Forte Tiuna, maior complexo militar da Venezuela, é visto com fogo após série de explosões em Caracas – Foto: Luis JAIMES / AFP
VENEZUELA. Na madrugada deste sábado (03), o cenário geopolítico da América Latina sofreu uma mudança drástica. Em uma operação de larga escala, forças militares dos Estados Unidos realizaram ataques aéreos e terrestres em pontos estratégicos da Venezuela, culminando no anúncio da captura do presidente Nicolás Maduro e de sua esposa, Cilia Flores.
Por volta das 3h da manhã (horário local), moradores de Caracas relataram intensas explosões e o voo rasante de aeronaves militares. A operação não se limitou à capital; ataques foram confirmados nos estados de Miranda, Aragua e La Guaira, visando bases militares, portos e o Aeroporto de Miranda.

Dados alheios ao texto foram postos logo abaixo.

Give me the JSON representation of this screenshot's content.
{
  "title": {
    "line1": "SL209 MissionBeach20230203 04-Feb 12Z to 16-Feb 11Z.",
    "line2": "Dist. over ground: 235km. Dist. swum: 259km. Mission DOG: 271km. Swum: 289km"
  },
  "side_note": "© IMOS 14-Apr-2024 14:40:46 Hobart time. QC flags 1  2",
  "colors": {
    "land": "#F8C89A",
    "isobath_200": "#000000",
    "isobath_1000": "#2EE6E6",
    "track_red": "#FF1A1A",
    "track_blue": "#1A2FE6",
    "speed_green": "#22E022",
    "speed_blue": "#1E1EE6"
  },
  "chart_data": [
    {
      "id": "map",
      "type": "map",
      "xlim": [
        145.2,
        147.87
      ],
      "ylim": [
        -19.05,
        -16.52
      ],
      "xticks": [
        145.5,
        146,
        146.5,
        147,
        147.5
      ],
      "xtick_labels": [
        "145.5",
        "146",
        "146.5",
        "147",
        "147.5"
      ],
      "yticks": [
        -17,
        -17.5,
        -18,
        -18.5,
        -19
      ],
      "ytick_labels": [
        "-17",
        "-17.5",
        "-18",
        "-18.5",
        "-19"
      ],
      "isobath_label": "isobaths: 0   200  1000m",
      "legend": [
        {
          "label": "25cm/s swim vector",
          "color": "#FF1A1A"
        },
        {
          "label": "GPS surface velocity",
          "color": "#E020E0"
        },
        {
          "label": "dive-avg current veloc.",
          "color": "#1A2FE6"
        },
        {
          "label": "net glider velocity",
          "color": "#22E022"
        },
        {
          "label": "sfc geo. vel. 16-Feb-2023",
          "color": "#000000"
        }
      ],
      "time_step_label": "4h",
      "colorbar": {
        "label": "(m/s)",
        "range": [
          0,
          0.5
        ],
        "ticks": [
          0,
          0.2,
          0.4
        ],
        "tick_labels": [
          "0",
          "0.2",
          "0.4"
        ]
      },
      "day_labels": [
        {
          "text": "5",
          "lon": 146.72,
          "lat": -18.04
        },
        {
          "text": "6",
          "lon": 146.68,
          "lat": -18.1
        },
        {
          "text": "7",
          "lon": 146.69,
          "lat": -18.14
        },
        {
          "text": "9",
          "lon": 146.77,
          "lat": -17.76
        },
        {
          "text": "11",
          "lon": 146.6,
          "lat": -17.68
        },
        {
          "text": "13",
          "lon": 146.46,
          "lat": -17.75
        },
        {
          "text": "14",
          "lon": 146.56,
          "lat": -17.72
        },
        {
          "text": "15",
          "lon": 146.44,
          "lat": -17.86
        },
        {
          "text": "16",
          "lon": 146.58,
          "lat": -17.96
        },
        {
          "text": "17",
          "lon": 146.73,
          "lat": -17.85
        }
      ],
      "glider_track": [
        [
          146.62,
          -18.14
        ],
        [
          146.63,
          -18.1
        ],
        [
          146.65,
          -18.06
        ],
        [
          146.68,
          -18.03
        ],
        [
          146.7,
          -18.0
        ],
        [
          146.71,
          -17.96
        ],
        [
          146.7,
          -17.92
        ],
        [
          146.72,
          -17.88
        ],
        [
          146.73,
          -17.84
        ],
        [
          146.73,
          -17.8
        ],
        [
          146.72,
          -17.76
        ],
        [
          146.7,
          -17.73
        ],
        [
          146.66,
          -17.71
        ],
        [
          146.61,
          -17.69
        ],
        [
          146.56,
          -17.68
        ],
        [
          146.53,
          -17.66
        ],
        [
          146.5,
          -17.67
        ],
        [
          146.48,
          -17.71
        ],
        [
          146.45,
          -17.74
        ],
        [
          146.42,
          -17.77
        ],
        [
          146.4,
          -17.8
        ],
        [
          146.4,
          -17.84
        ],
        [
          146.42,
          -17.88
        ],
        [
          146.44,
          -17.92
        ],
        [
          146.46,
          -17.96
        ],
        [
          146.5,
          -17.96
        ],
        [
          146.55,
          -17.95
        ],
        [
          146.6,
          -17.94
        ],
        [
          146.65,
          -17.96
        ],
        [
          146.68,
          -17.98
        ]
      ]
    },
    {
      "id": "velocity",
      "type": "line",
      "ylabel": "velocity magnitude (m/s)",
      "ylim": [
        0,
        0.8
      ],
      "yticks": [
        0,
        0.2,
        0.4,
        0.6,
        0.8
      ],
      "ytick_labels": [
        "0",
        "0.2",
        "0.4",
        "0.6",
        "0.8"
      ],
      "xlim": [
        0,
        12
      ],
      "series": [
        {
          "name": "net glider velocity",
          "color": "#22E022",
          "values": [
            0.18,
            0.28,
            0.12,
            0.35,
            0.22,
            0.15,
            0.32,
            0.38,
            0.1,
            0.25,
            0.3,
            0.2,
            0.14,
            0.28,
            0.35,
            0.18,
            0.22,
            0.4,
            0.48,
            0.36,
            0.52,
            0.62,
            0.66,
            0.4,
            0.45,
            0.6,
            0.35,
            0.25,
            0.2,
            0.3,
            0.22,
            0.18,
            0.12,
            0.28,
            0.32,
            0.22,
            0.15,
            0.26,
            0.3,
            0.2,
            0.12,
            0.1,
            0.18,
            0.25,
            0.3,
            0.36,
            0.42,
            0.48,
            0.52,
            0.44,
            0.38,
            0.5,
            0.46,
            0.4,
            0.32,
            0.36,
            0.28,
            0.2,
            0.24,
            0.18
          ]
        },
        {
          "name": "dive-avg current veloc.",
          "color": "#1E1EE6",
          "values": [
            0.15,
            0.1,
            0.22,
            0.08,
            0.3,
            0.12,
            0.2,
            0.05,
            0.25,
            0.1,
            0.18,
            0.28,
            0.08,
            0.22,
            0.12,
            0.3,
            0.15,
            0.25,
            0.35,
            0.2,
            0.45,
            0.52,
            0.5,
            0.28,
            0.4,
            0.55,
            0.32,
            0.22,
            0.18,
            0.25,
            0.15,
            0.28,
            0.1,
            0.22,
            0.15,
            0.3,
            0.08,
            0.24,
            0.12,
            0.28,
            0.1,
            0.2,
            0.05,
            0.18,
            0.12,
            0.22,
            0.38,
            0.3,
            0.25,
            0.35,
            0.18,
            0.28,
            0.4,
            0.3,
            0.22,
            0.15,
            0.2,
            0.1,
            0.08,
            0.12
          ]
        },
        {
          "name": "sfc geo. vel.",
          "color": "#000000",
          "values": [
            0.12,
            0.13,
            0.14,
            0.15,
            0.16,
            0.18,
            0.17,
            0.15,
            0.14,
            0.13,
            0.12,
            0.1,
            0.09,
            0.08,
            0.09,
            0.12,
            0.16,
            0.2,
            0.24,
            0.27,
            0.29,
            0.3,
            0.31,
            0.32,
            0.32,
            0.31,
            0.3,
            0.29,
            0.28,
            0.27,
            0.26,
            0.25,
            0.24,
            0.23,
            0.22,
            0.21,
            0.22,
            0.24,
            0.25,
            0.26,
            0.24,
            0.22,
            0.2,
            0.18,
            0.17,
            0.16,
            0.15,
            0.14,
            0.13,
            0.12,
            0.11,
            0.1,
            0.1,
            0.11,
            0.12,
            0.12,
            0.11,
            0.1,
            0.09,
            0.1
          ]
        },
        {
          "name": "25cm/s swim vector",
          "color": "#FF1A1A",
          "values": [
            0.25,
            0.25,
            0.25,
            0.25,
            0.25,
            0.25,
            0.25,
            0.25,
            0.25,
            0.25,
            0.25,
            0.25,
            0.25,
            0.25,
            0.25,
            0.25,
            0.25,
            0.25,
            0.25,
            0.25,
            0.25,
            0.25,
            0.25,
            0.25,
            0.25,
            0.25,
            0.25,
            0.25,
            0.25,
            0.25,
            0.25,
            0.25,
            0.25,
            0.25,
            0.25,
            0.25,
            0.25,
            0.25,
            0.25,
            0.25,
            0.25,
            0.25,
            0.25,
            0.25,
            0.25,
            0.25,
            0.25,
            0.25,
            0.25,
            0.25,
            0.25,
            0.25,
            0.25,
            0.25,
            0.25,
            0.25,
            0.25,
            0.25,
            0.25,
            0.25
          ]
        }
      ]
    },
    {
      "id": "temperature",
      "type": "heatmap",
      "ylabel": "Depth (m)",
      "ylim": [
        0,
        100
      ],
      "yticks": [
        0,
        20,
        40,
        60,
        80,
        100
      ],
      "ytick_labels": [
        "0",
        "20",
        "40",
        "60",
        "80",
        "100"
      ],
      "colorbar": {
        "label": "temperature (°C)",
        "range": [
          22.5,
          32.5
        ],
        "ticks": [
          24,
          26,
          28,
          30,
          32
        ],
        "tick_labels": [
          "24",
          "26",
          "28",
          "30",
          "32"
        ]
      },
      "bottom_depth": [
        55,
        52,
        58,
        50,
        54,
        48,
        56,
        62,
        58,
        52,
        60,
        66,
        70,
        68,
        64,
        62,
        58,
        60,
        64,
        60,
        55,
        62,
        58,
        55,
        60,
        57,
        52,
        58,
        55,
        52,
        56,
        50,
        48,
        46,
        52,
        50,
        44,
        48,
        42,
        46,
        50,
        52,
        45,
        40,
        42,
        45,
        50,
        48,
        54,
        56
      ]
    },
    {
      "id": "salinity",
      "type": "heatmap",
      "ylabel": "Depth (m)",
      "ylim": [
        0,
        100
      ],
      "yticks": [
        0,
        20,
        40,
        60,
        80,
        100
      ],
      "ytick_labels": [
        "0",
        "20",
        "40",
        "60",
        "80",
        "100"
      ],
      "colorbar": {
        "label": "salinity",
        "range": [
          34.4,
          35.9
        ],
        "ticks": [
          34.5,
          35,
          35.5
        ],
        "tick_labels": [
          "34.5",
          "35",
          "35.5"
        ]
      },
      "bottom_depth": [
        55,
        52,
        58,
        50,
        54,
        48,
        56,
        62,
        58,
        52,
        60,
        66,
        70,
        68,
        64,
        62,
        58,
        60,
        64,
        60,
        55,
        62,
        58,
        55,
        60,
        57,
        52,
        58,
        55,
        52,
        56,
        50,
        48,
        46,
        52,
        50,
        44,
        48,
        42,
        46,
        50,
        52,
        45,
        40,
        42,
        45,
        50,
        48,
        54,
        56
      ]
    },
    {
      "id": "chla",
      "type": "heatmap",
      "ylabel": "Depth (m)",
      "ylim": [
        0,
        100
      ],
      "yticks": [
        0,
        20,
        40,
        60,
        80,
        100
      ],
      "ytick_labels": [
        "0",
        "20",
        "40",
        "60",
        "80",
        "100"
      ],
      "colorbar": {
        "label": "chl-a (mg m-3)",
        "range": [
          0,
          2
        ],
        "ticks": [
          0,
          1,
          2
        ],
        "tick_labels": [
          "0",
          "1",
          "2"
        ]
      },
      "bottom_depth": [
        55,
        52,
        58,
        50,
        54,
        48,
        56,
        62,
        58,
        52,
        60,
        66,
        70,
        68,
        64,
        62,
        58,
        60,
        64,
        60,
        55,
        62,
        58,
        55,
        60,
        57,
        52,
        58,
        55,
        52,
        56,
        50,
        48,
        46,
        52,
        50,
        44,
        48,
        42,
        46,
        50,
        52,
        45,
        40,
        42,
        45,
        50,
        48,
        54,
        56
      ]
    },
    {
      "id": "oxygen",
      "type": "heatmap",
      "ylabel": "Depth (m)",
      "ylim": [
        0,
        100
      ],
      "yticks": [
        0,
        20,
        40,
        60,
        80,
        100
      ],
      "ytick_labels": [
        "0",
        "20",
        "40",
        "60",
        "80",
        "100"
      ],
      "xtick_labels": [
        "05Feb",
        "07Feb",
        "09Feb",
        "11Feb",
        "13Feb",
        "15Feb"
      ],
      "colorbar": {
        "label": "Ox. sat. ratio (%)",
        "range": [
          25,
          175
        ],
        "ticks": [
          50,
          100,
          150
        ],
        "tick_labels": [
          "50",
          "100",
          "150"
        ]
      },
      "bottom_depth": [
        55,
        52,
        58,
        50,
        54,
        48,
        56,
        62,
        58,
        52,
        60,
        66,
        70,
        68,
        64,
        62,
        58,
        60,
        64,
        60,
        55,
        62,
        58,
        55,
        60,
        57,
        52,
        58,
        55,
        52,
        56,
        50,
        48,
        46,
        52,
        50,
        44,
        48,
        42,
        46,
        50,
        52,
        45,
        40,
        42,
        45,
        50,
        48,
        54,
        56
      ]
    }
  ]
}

Imagens divulgadas em redes sociais mostram grandes colunas de fumaça em Fuerte Tiuna, o principal complexo militar do país. O governo venezuelano, por meio do Ministro da Defesa, Vladimir Padrino López, classificou a ação como um “ataque vil e covarde”, afirmando que regiões residenciais também foram atingidas.
Através de sua plataforma Truth Social, o presidente dos EUA, Donald Trump, confirmou o sucesso da missão. Trump declarou que Maduro e a primeira-dama foram “removidos do país” em uma operação conduzida por forças especiais e agências de segurança americanas.
“Nicolás Maduro foi capturado e retirado do país. Ele será levado à justiça em solo americano”, afirmou Trump.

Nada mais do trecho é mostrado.